On the morning of the pyre, he went to the courtyard before anyone else. The air was heavy with woodsmoke and the metallic scent of the rain-soaked logs. He touched the torch to the kindling, and flame took like breath, rising steady and straight despite the damp. He kept it still by will alone, the way Rorik had taught him: no excess, no spectacle, a fire that understood obedience.
Ylva stood a few paces behind, her veil unmoving. When she spoke, it was to the air. "He would have liked that. A fire that listens."
Saviik didn't answer. He watched until the wood sank into itself, until color left the ash. When he finally stepped back, the rain had begun again, small drops hissing as they found the embers.
---
That evening, the house tried to remember normalcy. Lamps were relit, servants moved with purpose, but the echo of footsteps in the corridors returned wrong, as if the stone were missing a note.
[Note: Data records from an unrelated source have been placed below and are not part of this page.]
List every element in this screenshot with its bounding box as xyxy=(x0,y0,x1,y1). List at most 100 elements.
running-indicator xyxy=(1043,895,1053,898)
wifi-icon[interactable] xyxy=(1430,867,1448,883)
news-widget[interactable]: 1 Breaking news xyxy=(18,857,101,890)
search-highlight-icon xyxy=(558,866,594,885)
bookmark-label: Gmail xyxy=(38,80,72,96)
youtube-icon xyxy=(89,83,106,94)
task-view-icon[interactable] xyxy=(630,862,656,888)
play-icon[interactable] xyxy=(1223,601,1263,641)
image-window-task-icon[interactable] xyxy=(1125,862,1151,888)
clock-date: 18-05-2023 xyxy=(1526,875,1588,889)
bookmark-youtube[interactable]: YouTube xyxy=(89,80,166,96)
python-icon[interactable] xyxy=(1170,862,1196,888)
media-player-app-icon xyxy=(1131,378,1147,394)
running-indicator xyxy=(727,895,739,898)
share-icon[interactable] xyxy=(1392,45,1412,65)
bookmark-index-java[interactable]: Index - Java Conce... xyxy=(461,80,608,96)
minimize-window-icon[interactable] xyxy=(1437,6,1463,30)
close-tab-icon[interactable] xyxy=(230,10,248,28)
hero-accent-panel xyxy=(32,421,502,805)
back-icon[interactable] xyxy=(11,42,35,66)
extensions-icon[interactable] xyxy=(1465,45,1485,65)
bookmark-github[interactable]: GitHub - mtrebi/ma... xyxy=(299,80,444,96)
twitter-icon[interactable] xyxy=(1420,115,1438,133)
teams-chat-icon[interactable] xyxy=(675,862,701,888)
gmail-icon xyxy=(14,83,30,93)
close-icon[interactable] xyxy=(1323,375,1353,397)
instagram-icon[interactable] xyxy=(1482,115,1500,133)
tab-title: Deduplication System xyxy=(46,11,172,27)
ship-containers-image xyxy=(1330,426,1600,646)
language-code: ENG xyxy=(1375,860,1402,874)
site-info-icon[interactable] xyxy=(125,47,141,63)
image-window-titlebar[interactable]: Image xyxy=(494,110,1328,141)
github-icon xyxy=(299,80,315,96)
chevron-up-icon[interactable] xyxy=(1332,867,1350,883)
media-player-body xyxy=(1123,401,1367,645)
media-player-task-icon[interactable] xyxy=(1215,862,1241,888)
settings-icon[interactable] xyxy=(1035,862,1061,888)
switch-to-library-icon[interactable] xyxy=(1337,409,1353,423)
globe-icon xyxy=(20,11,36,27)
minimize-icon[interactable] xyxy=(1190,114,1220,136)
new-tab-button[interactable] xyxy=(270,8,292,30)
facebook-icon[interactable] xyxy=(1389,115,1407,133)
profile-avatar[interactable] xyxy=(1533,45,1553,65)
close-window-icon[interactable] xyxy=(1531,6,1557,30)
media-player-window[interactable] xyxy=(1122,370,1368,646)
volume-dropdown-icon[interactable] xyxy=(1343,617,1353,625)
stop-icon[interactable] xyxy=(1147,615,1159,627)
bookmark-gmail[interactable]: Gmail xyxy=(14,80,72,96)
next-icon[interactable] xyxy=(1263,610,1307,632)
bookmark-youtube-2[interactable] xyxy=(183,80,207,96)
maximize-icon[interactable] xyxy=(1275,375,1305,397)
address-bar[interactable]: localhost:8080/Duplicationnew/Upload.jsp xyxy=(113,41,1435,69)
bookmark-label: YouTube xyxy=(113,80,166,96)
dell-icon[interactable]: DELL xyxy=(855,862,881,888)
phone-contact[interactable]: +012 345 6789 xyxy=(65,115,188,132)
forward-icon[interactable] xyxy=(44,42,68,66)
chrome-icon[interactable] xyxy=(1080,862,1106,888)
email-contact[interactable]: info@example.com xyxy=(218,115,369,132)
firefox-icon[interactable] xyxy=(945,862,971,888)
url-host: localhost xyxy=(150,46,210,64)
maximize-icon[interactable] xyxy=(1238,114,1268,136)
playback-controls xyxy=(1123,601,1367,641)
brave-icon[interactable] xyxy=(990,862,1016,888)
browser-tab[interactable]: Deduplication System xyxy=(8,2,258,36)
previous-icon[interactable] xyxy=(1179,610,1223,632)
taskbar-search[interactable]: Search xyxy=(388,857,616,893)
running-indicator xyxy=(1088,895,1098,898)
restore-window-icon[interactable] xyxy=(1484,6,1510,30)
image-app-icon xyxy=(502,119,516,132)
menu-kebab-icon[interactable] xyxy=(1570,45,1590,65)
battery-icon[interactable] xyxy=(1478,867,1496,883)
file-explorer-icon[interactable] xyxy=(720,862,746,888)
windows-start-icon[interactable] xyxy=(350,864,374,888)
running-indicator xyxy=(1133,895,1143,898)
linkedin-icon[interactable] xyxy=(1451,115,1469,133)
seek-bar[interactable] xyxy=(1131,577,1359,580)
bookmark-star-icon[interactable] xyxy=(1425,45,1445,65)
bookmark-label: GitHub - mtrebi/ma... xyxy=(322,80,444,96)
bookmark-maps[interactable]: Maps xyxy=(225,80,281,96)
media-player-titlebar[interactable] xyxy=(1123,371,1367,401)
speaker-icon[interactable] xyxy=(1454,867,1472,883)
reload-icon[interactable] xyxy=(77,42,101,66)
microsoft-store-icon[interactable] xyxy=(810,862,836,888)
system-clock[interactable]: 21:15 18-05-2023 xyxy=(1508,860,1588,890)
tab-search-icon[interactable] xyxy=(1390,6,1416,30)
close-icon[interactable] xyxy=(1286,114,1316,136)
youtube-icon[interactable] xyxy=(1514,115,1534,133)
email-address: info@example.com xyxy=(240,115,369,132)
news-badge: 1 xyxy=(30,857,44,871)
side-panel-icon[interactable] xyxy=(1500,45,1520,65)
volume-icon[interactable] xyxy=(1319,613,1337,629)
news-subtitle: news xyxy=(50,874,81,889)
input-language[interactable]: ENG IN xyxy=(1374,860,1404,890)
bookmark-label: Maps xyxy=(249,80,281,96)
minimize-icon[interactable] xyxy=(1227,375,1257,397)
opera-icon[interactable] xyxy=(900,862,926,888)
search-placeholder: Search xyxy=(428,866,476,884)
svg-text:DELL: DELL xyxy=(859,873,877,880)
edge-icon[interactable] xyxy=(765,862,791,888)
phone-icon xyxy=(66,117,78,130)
Xala found him by the lake where the garden path ended. She said nothing at first. He held a small piece of charcoal between his fingers—the last unburned fragment from the pyre.
"I kept this," he said.
"For what?"
"So I don't forget how silence sounds."
She stepped closer. "You don't have to hold it for that."
He looked at her; the reflection of the lake moved across her face, shifting between silver and shadow. "I can keep the fire still," he said quietly. "I just can't keep it warm."
She laid her hand over his. "Then let me."
They stood like that until the moon rose, turning the water to glass. When they finally went back toward the house, the air smelled of smoke and wet leaves, and the silence that followed them was no longer empty—it was simply full of what they carried.